Le jeune Français désirait être à l’arrivée, dans les points, pas trop loin de ses deux équipiers, les expérimentés Colin McRae et Carlos Sainz. En terminant troisième derrière l’intouchable Petter Solberg, vainqueur pour la deuxième fois de sa carrière, et Harri Rovanpera (Peugeot 206), Loeb a fait mieux.
Et encore, il aurait pu gagner une place. À l’arrivée, deux secondes huit dixièmes seulement le séparaient du Finlandais de Peugeot handicapé par une transmission avant gauche cassée lors des trois dernières spéciales. « C’est vrai, pour l’équipe j’aurais aimé être trois secondes plus rapide. Mais... on fera mieux la prochaine fois », lâchait le Français.
À Chypre, Sébastien Loeb découvrait l’épreuve, son terrain spécifique, cassant, lent. Sa formidable faculté d’adaptation permettait néanmoins au néophyte de se hisser aux avant-postes.

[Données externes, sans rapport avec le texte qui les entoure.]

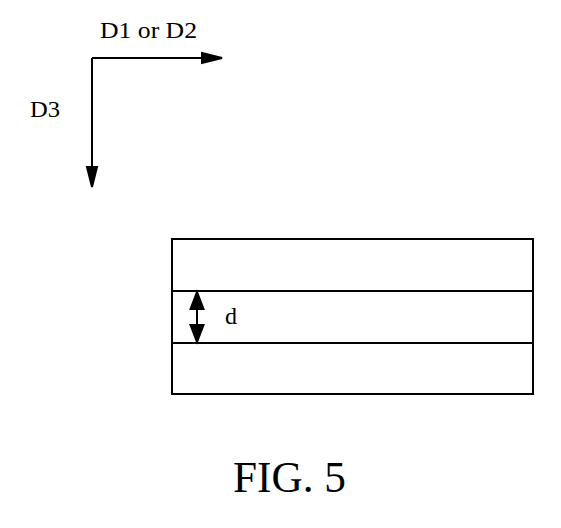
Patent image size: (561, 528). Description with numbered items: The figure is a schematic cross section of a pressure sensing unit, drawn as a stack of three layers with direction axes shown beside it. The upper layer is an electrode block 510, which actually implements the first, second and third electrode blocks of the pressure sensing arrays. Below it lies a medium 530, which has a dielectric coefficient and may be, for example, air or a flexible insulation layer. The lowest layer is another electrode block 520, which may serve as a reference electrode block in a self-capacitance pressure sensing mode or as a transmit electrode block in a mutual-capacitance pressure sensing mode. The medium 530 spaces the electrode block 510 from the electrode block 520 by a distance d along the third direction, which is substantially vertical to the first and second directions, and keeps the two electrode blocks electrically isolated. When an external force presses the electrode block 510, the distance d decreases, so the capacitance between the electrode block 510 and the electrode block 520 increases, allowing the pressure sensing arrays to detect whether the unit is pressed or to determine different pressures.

The electrode block 510 is at (372, 275).
The medium 530 is at (372, 328).
The electrode block 520 is at (372, 382).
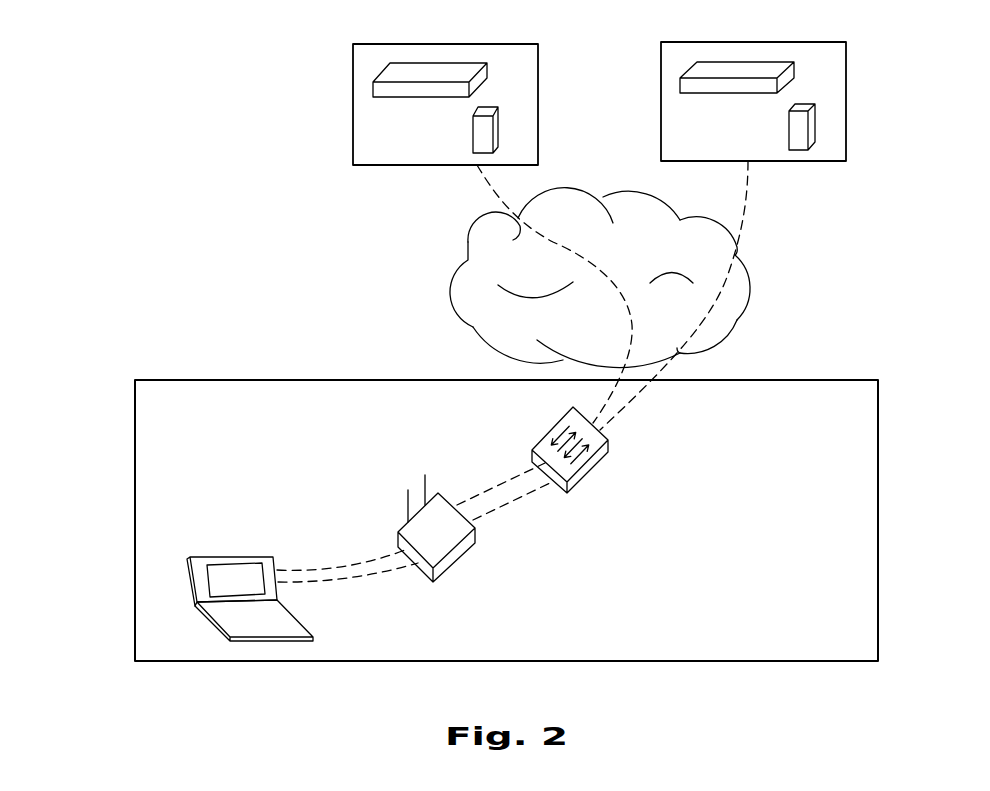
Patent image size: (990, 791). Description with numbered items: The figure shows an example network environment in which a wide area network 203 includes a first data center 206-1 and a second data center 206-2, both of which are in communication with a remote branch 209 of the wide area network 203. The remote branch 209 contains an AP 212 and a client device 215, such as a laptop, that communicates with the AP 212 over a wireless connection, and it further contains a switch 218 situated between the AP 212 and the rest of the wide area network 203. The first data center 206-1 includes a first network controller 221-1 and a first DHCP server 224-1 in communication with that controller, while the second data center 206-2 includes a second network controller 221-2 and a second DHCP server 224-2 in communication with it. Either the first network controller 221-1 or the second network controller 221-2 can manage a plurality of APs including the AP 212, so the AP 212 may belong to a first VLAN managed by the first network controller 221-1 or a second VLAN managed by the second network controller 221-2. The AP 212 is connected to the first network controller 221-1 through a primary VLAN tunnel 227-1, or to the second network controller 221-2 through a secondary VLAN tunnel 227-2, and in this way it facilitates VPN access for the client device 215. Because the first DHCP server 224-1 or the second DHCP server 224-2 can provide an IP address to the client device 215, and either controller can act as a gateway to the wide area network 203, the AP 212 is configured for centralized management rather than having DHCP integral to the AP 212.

The wide area network 203 is at (468, 242).
The first data center 206-1 is at (353, 87).
The second data center 206-2 is at (661, 87).
The remote branch 209 is at (878, 512).
The AP 212 is at (452, 553).
The client device 215 is at (298, 618).
The switch 218 is at (587, 468).
The first network controller 221-1 is at (406, 97).
The second network controller 221-2 is at (704, 93).
The first DHCP server 224-1 is at (498, 123).
The second DHCP server 224-2 is at (815, 120).
The primary VLAN tunnel 227-1 is at (623, 367).
The secondary VLAN tunnel 227-2 is at (668, 368).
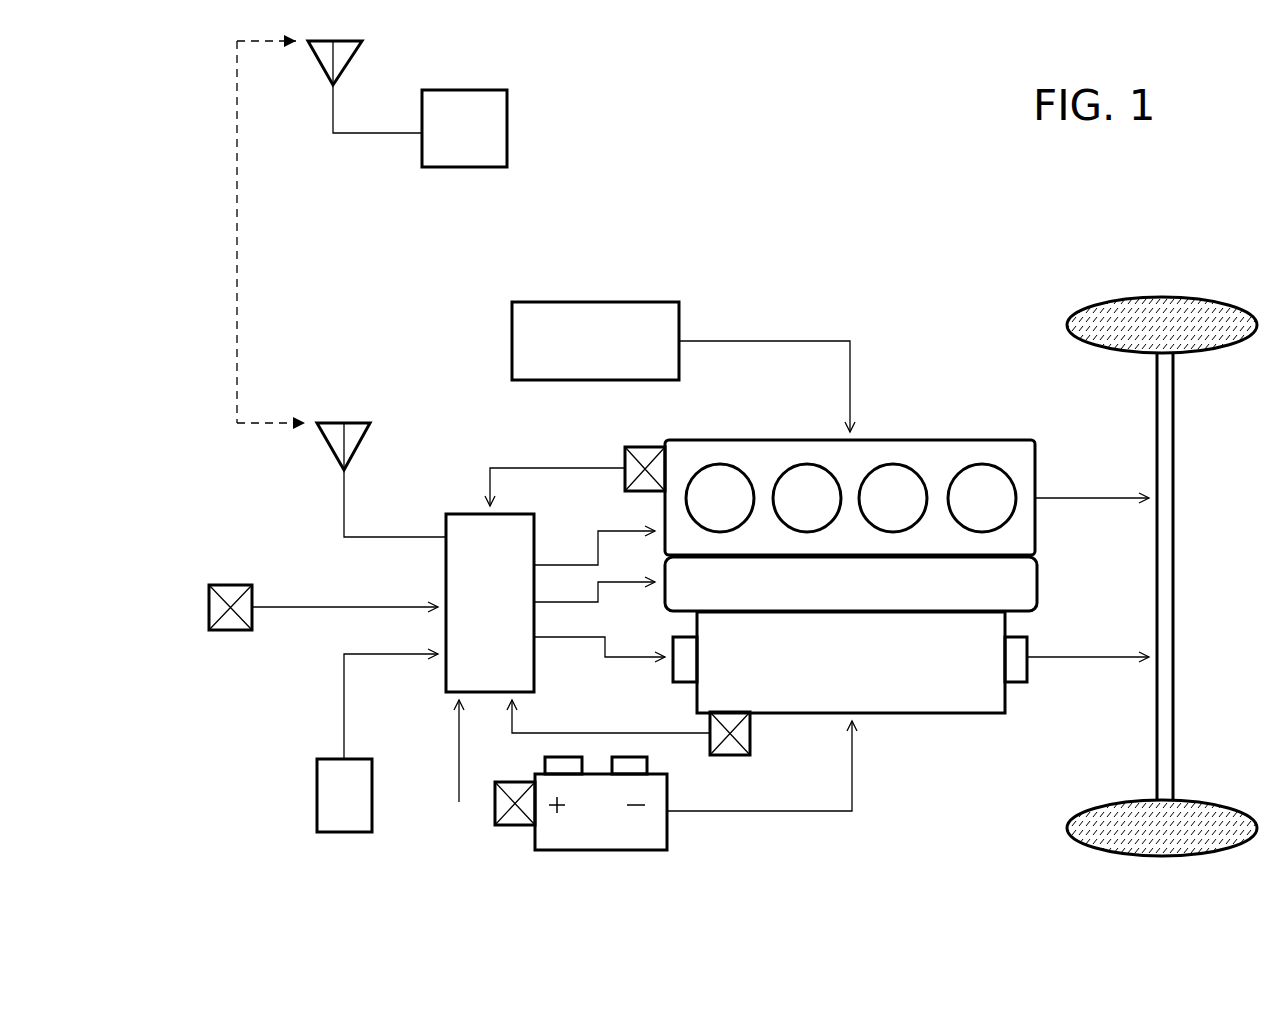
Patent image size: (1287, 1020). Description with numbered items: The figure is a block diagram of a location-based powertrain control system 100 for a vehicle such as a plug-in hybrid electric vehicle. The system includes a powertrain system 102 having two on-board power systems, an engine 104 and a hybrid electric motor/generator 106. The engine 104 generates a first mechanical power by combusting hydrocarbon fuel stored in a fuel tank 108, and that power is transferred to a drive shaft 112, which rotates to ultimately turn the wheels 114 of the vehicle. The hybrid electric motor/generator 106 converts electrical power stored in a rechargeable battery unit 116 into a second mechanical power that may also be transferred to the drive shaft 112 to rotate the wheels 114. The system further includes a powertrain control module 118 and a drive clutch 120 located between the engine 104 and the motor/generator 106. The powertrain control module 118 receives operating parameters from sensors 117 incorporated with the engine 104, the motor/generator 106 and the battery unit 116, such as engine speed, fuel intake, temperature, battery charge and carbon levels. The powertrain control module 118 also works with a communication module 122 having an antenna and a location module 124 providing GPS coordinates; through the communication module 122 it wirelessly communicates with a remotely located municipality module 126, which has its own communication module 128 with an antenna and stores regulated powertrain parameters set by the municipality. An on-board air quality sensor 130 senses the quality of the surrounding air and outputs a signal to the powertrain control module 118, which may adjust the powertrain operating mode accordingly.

« Nous sommes moins rapides que les Subaru ou les Peugeot. Mais la Xsara est d’une fiabilité à toute épreuve. Et puis, ici, l’expérience ne compte pas autant que sur des rallyes rapides comme la Finlande ou la Nouvelle-Zélande. C’est vrai cependant, je suis heureux de n’avoir pas commis une seule erreur », notait l’Alsacien.
Terrain préféré des Xsara
Comme un an plus tôt au Kenya, les Citroën évitaient tous les écueils, les pièges de la chaleur, des pierres, se déjouaient d’une épreuve hécatombe. Huit des quinze voitures d’usine contraintes à l’abandon, dix-sept seulement des cinquante et un équipages au départ vendredi présents à l’arrivée trois jours plus tard, il fallait que les Xsara soient solides pour être toutes au rendez-vous, Loeb devançant les anciens Colin McRae et Carlos Sainz au classement.
Cinquième au championnat du monde derrière Burns, Sainz, Gronholm et Solberg, il était inévitable que la question soit posée au Français. « Le titre est-il possible dès cette année ? ». Jusque-là, Loeb n’avait jamais caché qu’il voulait consacrer cette saison à l’apprentissage, trop de terrains lui étant encore inconnus. « Jouer le titre sera pour 2004 », avait pour habitude de répondre Loeb.
Mais en négociant la mi-saison en bonne position, avec la perspective d’épreuves plus favorables, et notamment quatre épreuves sur asphalte (Allemagne, San Remo, Corse et Catalogne), terrain préféré des Xsara, Sébastien Loeb se dit pourquoi pas... « Il est trop tôt pour savoir si je peux jouer le titre. Mais avec les épreuves qui nous attendent sur l’asphalte, tout est possible », admettait en effet le Français.